Aamar Deo Singh, Senior Vice-President of Research at Angel One, offered his insights on the potential effects of the Union Budget, which sectors might benefit, the expected performance of PSUs, and recommended investment strategies post-budget.
Last week, despite initial volatility, the markets rebounded and celebrated the Union Budget 2024 by reaching new all-time highs. The previous budget had set a record capex of ₹10 lakh crore and introduced policies that boosted various sectors, leading to a strong rally in Indian equities over the past year.
According to ACE Equity data, the BSE Sensex has risen 23% in the past 12 months up to July 26, while the broader BSE MidCap and BSE SmallCap indices have outperformed the Sensex, gaining 58% and 57%, respectively. Sectoral indices such as BSE PSU, BSE Realty, and BSE Capital Goods have also seen substantial gains.
In an interview with Business Today, Aamar Deo Singh, Senior Vice-President of Research at Angel One, provided insights on the Union Budget for FY24-25. He discussed its expected impact on the economy, which sectors might benefit, the performance of PSUs, and investment strategies post-budget.
Singh noted that the Budget addresses issues like job creation and demand slump by increasing allocations for agriculture, affordable housing, and employment incentives, aiming for inclusive growth. Sectors expected to benefit include FMCG, infrastructure, manufacturing, housing, agriculture, and power.

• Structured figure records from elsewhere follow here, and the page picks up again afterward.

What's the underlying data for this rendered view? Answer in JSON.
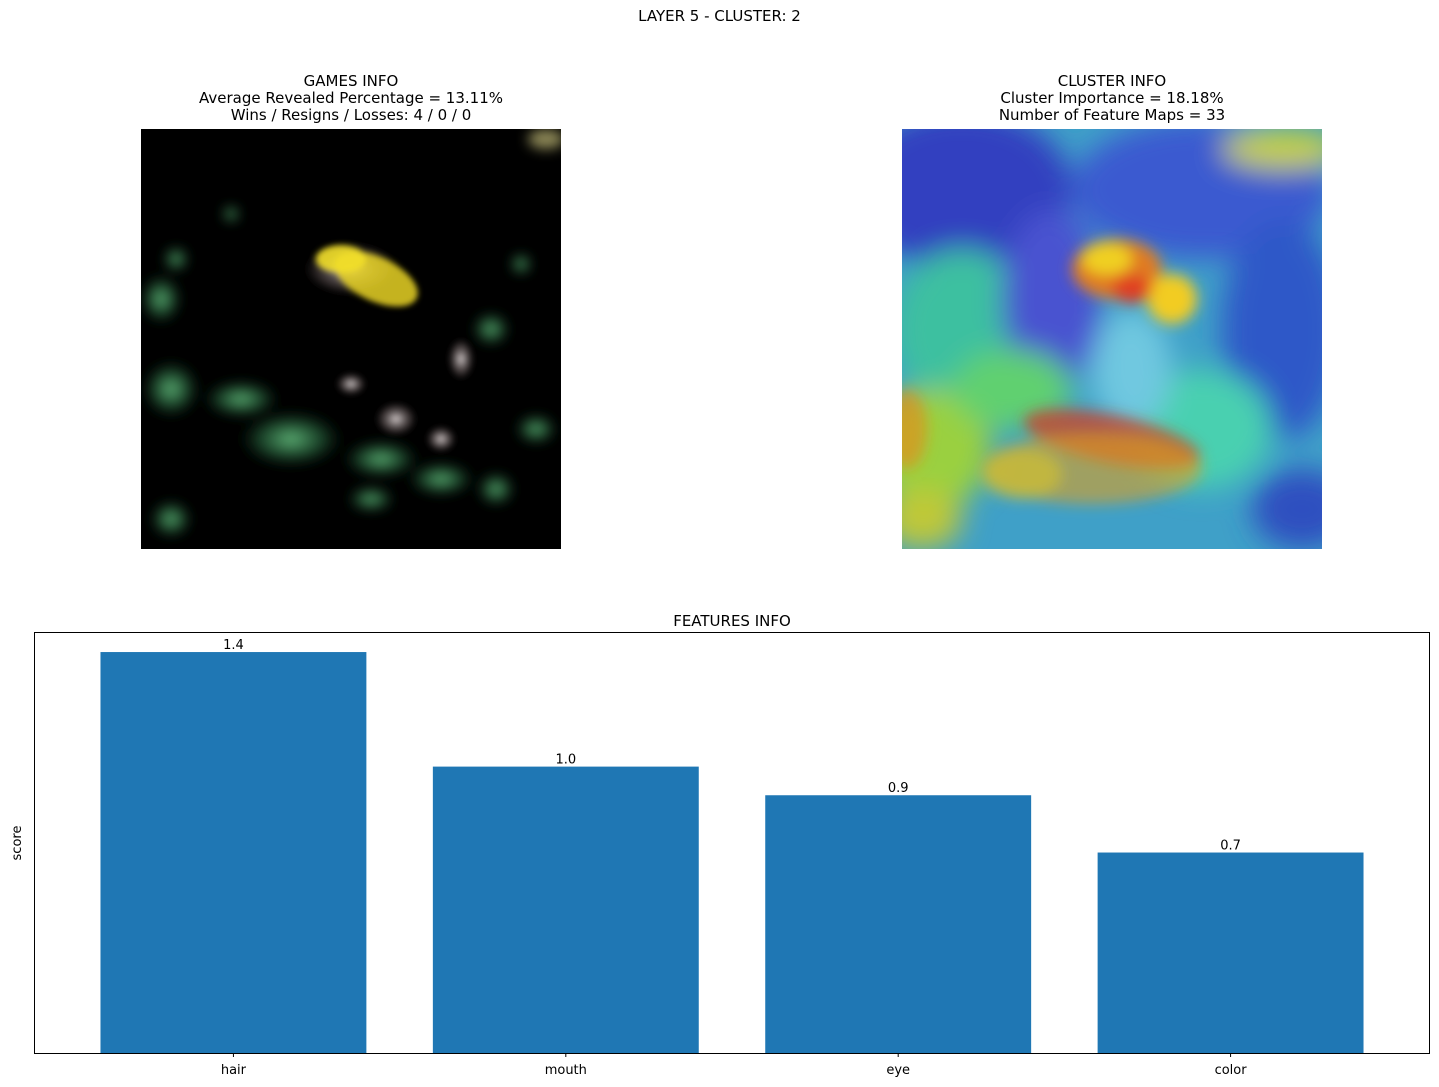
{
  "suptitle": "LAYER 5 - CLUSTER: 2",
  "games_info": {
    "title": "GAMES INFO",
    "line1": "Average Revealed Percentage = 13.11%",
    "line2": "Wins / Resigns / Losses: 4 / 0 / 0"
  },
  "cluster_info": {
    "title": "CLUSTER INFO",
    "line1": "Cluster Importance = 18.18%",
    "line2": "Number of Feature Maps = 33"
  },
  "colors": {
    "bar": "#1f77b4"
  },
  "chart_data": {
    "type": "bar",
    "title": "FEATURES INFO",
    "xlabel": "",
    "ylabel": "score",
    "categories": [
      "hair",
      "mouth",
      "eye",
      "color"
    ],
    "values": [
      1.4,
      1.0,
      0.9,
      0.7
    ],
    "value_labels": [
      "1.4",
      "1.0",
      "0.9",
      "0.7"
    ],
    "ylim": [
      0,
      1.47
    ],
    "yticks_visible": false,
    "grid": false
  }
}
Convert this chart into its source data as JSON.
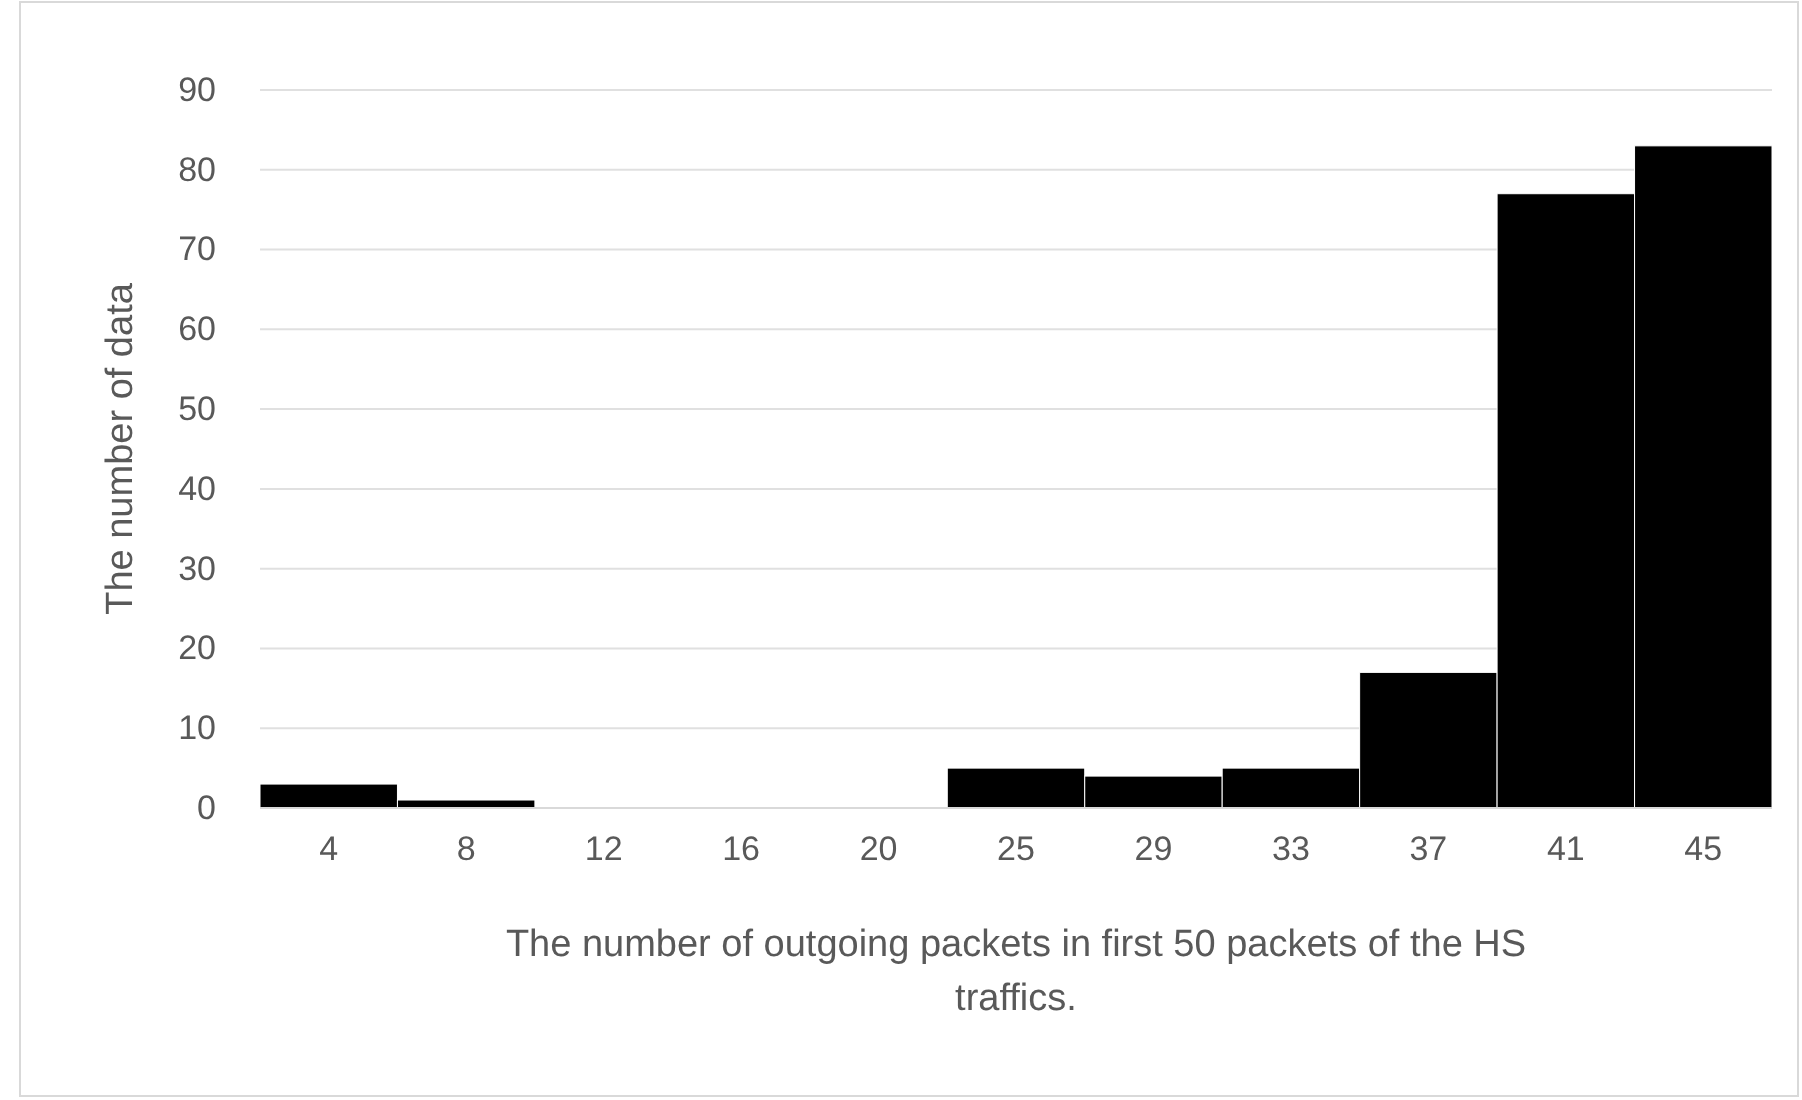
{
  "chart_data": {
    "type": "bar",
    "xlabel": "The number of outgoing packets in first 50 packets of the HS traffics.",
    "ylabel": "The number of data",
    "categories": [
      "4",
      "8",
      "12",
      "16",
      "20",
      "25",
      "29",
      "33",
      "37",
      "41",
      "45"
    ],
    "values": [
      3,
      1,
      0,
      0,
      0,
      5,
      4,
      5,
      17,
      77,
      83
    ],
    "color": "#000000",
    "ylim": [
      0,
      90
    ],
    "yticks": [
      0,
      10,
      20,
      30,
      40,
      50,
      60,
      70,
      80,
      90
    ],
    "grid": "y"
  }
}
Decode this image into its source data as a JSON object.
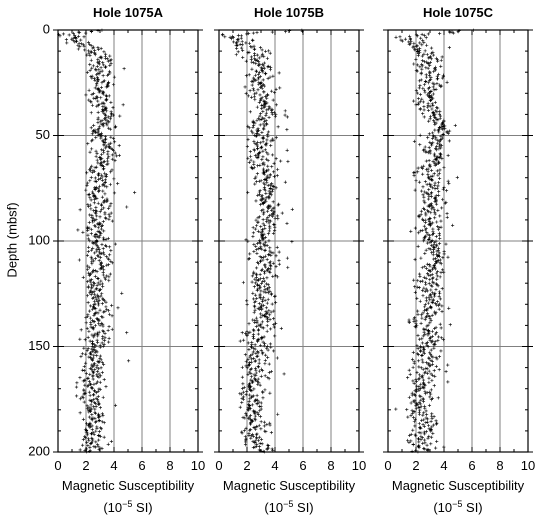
{
  "figure": {
    "ylabel": "Depth (mbsf)",
    "xlabel_line1": "Magnetic Susceptibility",
    "xlabel_unit_prefix": "(10",
    "xlabel_unit_exp": "−5",
    "xlabel_unit_suffix": " SI)",
    "colors": {
      "points": "#000000",
      "grid": "#808080",
      "axis": "#000000",
      "background": "#ffffff"
    }
  },
  "chart_data": [
    {
      "type": "scatter",
      "title": "Hole 1075A",
      "xlabel": "Magnetic Susceptibility (10^-5 SI)",
      "ylabel": "Depth (mbsf)",
      "xlim": [
        0,
        10
      ],
      "ylim": [
        0,
        200
      ],
      "y_inverted": true,
      "grid": true,
      "x_ticks": [
        0,
        2,
        4,
        6,
        8,
        10
      ],
      "y_ticks": [
        0,
        50,
        100,
        150,
        200
      ],
      "marker": "plus",
      "profile": [
        [
          0,
          3.2
        ],
        [
          2,
          0.8
        ],
        [
          4,
          1.0
        ],
        [
          6,
          1.6
        ],
        [
          10,
          2.6
        ],
        [
          14,
          3.2
        ],
        [
          20,
          3.0
        ],
        [
          25,
          3.2
        ],
        [
          30,
          2.8
        ],
        [
          35,
          3.2
        ],
        [
          40,
          3.4
        ],
        [
          45,
          3.2
        ],
        [
          50,
          3.1
        ],
        [
          55,
          3.4
        ],
        [
          60,
          3.6
        ],
        [
          65,
          3.0
        ],
        [
          70,
          3.2
        ],
        [
          75,
          2.8
        ],
        [
          80,
          3.0
        ],
        [
          85,
          2.8
        ],
        [
          90,
          3.0
        ],
        [
          95,
          2.6
        ],
        [
          100,
          2.8
        ],
        [
          105,
          3.0
        ],
        [
          110,
          2.8
        ],
        [
          115,
          3.0
        ],
        [
          120,
          2.6
        ],
        [
          125,
          2.8
        ],
        [
          130,
          3.0
        ],
        [
          135,
          2.8
        ],
        [
          140,
          2.6
        ],
        [
          145,
          2.8
        ],
        [
          150,
          2.6
        ],
        [
          155,
          2.4
        ],
        [
          160,
          2.6
        ],
        [
          165,
          2.4
        ],
        [
          170,
          2.4
        ],
        [
          175,
          2.5
        ],
        [
          180,
          2.4
        ],
        [
          185,
          2.6
        ],
        [
          190,
          2.4
        ],
        [
          195,
          2.4
        ],
        [
          198,
          2.4
        ]
      ],
      "spread": 0.8
    },
    {
      "type": "scatter",
      "title": "Hole 1075B",
      "xlabel": "Magnetic Susceptibility (10^-5 SI)",
      "ylabel": "",
      "xlim": [
        0,
        10
      ],
      "ylim": [
        0,
        200
      ],
      "y_inverted": true,
      "grid": true,
      "x_ticks": [
        0,
        2,
        4,
        6,
        8,
        10
      ],
      "y_ticks": [
        0,
        50,
        100,
        150,
        200
      ],
      "marker": "plus",
      "profile": [
        [
          0,
          6.0
        ],
        [
          2,
          1.2
        ],
        [
          5,
          1.6
        ],
        [
          10,
          2.2
        ],
        [
          15,
          2.6
        ],
        [
          20,
          3.0
        ],
        [
          25,
          2.8
        ],
        [
          30,
          3.0
        ],
        [
          35,
          3.2
        ],
        [
          40,
          3.4
        ],
        [
          45,
          3.0
        ],
        [
          50,
          3.2
        ],
        [
          55,
          2.8
        ],
        [
          60,
          3.2
        ],
        [
          65,
          3.0
        ],
        [
          70,
          3.2
        ],
        [
          75,
          3.4
        ],
        [
          80,
          3.2
        ],
        [
          85,
          3.6
        ],
        [
          90,
          3.4
        ],
        [
          95,
          3.2
        ],
        [
          100,
          3.0
        ],
        [
          105,
          3.2
        ],
        [
          110,
          3.4
        ],
        [
          115,
          3.0
        ],
        [
          120,
          2.8
        ],
        [
          125,
          3.2
        ],
        [
          130,
          3.0
        ],
        [
          135,
          3.2
        ],
        [
          140,
          2.8
        ],
        [
          145,
          2.6
        ],
        [
          150,
          2.8
        ],
        [
          155,
          2.6
        ],
        [
          160,
          2.4
        ],
        [
          165,
          2.6
        ],
        [
          170,
          2.2
        ],
        [
          175,
          2.4
        ],
        [
          180,
          2.2
        ],
        [
          185,
          2.6
        ],
        [
          190,
          2.8
        ],
        [
          195,
          2.4
        ],
        [
          198,
          3.0
        ]
      ],
      "spread": 0.9
    },
    {
      "type": "scatter",
      "title": "Hole 1075C",
      "xlabel": "Magnetic Susceptibility (10^-5 SI)",
      "ylabel": "",
      "xlim": [
        0,
        10
      ],
      "ylim": [
        0,
        200
      ],
      "y_inverted": true,
      "grid": true,
      "x_ticks": [
        0,
        2,
        4,
        6,
        8,
        10
      ],
      "y_ticks": [
        0,
        50,
        100,
        150,
        200
      ],
      "marker": "plus",
      "profile": [
        [
          0,
          6.0
        ],
        [
          3,
          1.2
        ],
        [
          6,
          1.6
        ],
        [
          10,
          2.6
        ],
        [
          15,
          3.0
        ],
        [
          20,
          2.8
        ],
        [
          25,
          3.2
        ],
        [
          30,
          2.6
        ],
        [
          35,
          2.8
        ],
        [
          38,
          3.0
        ],
        [
          45,
          3.6
        ],
        [
          47,
          4.2
        ],
        [
          50,
          3.0
        ],
        [
          55,
          3.2
        ],
        [
          60,
          3.4
        ],
        [
          65,
          3.0
        ],
        [
          70,
          2.8
        ],
        [
          75,
          3.2
        ],
        [
          80,
          3.0
        ],
        [
          85,
          3.2
        ],
        [
          90,
          3.0
        ],
        [
          95,
          2.8
        ],
        [
          100,
          3.0
        ],
        [
          105,
          3.4
        ],
        [
          110,
          3.2
        ],
        [
          115,
          3.0
        ],
        [
          120,
          2.8
        ],
        [
          125,
          3.0
        ],
        [
          130,
          3.2
        ],
        [
          135,
          2.8
        ],
        [
          140,
          2.6
        ],
        [
          145,
          2.8
        ],
        [
          150,
          2.6
        ],
        [
          155,
          2.8
        ],
        [
          160,
          2.6
        ],
        [
          165,
          2.4
        ],
        [
          170,
          2.6
        ],
        [
          175,
          2.4
        ],
        [
          180,
          2.2
        ],
        [
          185,
          2.4
        ],
        [
          190,
          2.6
        ],
        [
          195,
          2.2
        ],
        [
          198,
          2.6
        ]
      ],
      "spread": 0.9
    }
  ]
}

Regarding PSUs, Singh highlighted their recent strong performance and the favorable investor interest. He attributed their improved profitability to government investments in infrastructure and manufacturing, including railways and defense. However, maintaining high profitability will be challenging due to the larger base and macroeconomic factors.
Sectors like FMCG, IT, Pharma, infrastructure, and housing remain attractive in the current bull market, though investors should be cautious of high valuations. Singh advised focusing on quality stocks and considering investments in tranches.
Looking ahead, Singh is optimistic about Indian equities and the economy but cautioned that markets might experience turbulence due to global factors and inflation. Historical data suggests that equities have outperformed other asset classes, so a long-term perspective is crucial for investors.